Medicare beneficiaries with higher incomes must pay what’s known as income-related monthly adjustment amounts, or IRMAAs, for their Part B and Part D premiums.

“If you get a lump sum but you’re not paying attention to your other incomes, you could unwittingly be pushed into higher Medicare premiums two years down the road,” Elsasser said.

That will mostly be a concern for people who are on the cusp of the income thresholds, he said.

In 2025, Medicare Part B beneficiaries who file individual tax returns with $106,000 or less in modified adjusted gross income — or married couples who file jointly with $212,000 or less — pay a standard monthly premium of $185 per month.

Beneficiaries above those income thresholds pay higher Part B premium payments, based on an IRMAA. This year’s rates are based on income on tax returns filed in 2023.

In 2025, Part D beneficiaries over the $106,000 threshold for individuals and $212,000 for married couples are also subject to income-related monthly adjustment amounts in addition to their plan premiums. Those monthly premiums are also based on yearly income reported on tax filings for 2023. In 2025, the national base Part D premium is $36.78.

Steps to take now

Beneficiaries who are affected by the Social Security Fairness Act should consider consulting with a financial advisor to assess the implications of the change on their personal financial circumstances, said Ron Mastrogiovanni, chairman and CEO of HealthView Services.

Additionally, it would help to sit down with a certified public accountant when filing their taxes to plan for 2025, he said.

The Social Security Administration also plans to provide more guidance on the new law as more details become available.

For now, the agency recommends verifying that direct deposit and mailing address it has on file is still accurate.

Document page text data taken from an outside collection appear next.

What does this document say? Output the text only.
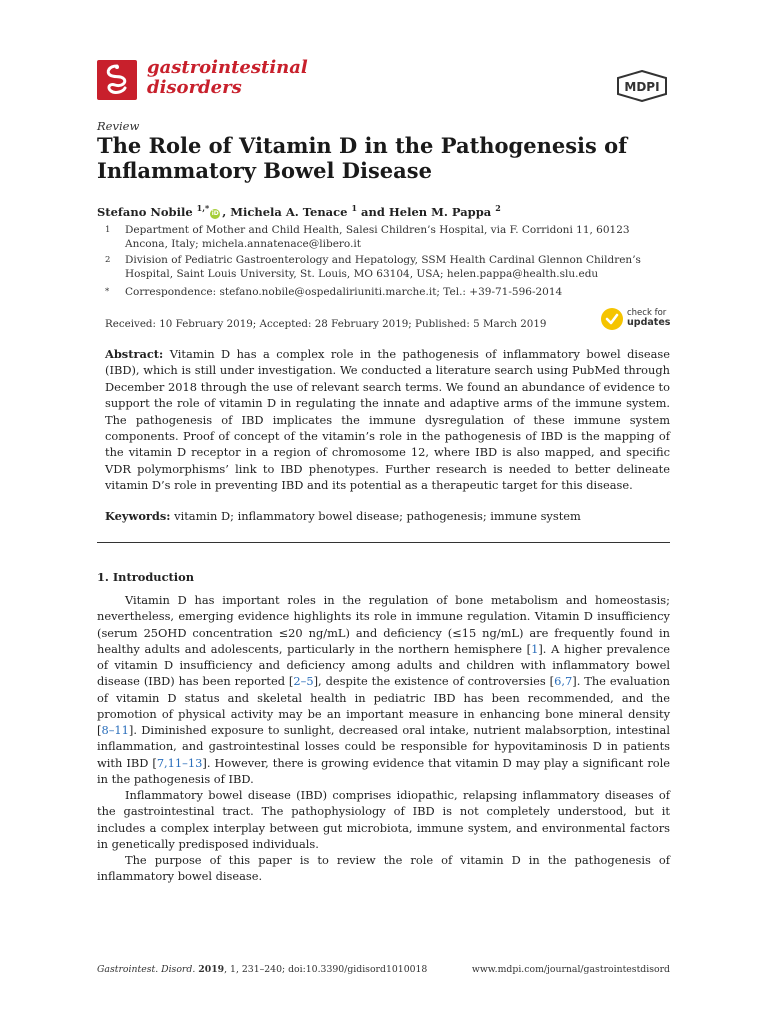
gastrointestinal
disorders	MDPI
Review
The Role of Vitamin D in the Pathogenesis of Inflammatory Bowel Disease
Stefano Nobile $^{1,*}$iD , Michela A. Tenace $^1$ and Helen M. Pappa $^2$
1 Department of Mother and Child Health, Salesi Children’s Hospital, via F. Corridoni 11, 60123 Ancona, Italy; michela.annatenace@libero.it
2 Division of Pediatric Gastroenterology and Hepatology, SSM Health Cardinal Glennon Children’s Hospital, Saint Louis University, St. Louis, MO 63104, USA; helen.pappa@health.slu.edu
* Correspondence: stefano.nobile@ospedaliriuniti.marche.it; Tel.: +39-71-596-2014
Received: 10 February 2019; Accepted: 28 February 2019; Published: 5 March 2019
check for
updates
Abstract: Vitamin D has a complex role in the pathogenesis of inflammatory bowel disease (IBD), which is still under investigation. We conducted a literature search using PubMed through December 2018 through the use of relevant search terms. We found an abundance of evidence to support the role of vitamin D in regulating the innate and adaptive arms of the immune system. The pathogenesis of IBD implicates the immune dysregulation of these immune system components. Proof of concept of the vitamin’s role in the pathogenesis of IBD is the mapping of the vitamin D receptor in a region of chromosome 12, where IBD is also mapped, and specific VDR polymorphisms’ link to IBD phenotypes. Further research is needed to better delineate vitamin D’s role in preventing IBD and its potential as a therapeutic target for this disease.
Keywords: vitamin D; inflammatory bowel disease; pathogenesis; immune system
1. Introduction

Vitamin D has important roles in the regulation of bone metabolism and homeostasis; nevertheless, emerging evidence highlights its role in immune regulation. Vitamin D insufficiency (serum 25OHD concentration ≤20 ng/mL) and deficiency (≤15 ng/mL) are frequently found in healthy adults and adolescents, particularly in the northern hemisphere [1]. A higher prevalence of vitamin D insufficiency and deficiency among adults and children with inflammatory bowel disease (IBD) has been reported [2–5], despite the existence of controversies [6,7]. The evaluation of vitamin D status and skeletal health in pediatric IBD has been recommended, and the promotion of physical activity may be an important measure in enhancing bone mineral density [8–11]. Diminished exposure to sunlight, decreased oral intake, nutrient malabsorption, intestinal inflammation, and gastrointestinal losses could be responsible for hypovitaminosis D in patients with IBD [7,11–13]. However, there is growing evidence that vitamin D may play a significant role in the pathogenesis of IBD.

Inflammatory bowel disease (IBD) comprises idiopathic, relapsing inflammatory diseases of the gastrointestinal tract. The pathophysiology of IBD is not completely understood, but it includes a complex interplay between gut microbiota, immune system, and environmental factors in genetically predisposed individuals.

The purpose of this paper is to review the role of vitamin D in the pathogenesis of inflammatory bowel disease.

Gastrointest. Disord. 2019, 1, 231–240; doi:10.3390/gidisord1010018	www.mdpi.com/journal/gastrointestdisord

To update that information, the Social Security recommends changing it online or calling or visiting a Social Security office in person.

Some individuals may now become eligible for Social Security benefits for the first time, now that the WEP and GPO provisions have been eliminated.

To file for benefits, the Social Security Administration recommends either filing online or scheduling an appointment with the agency.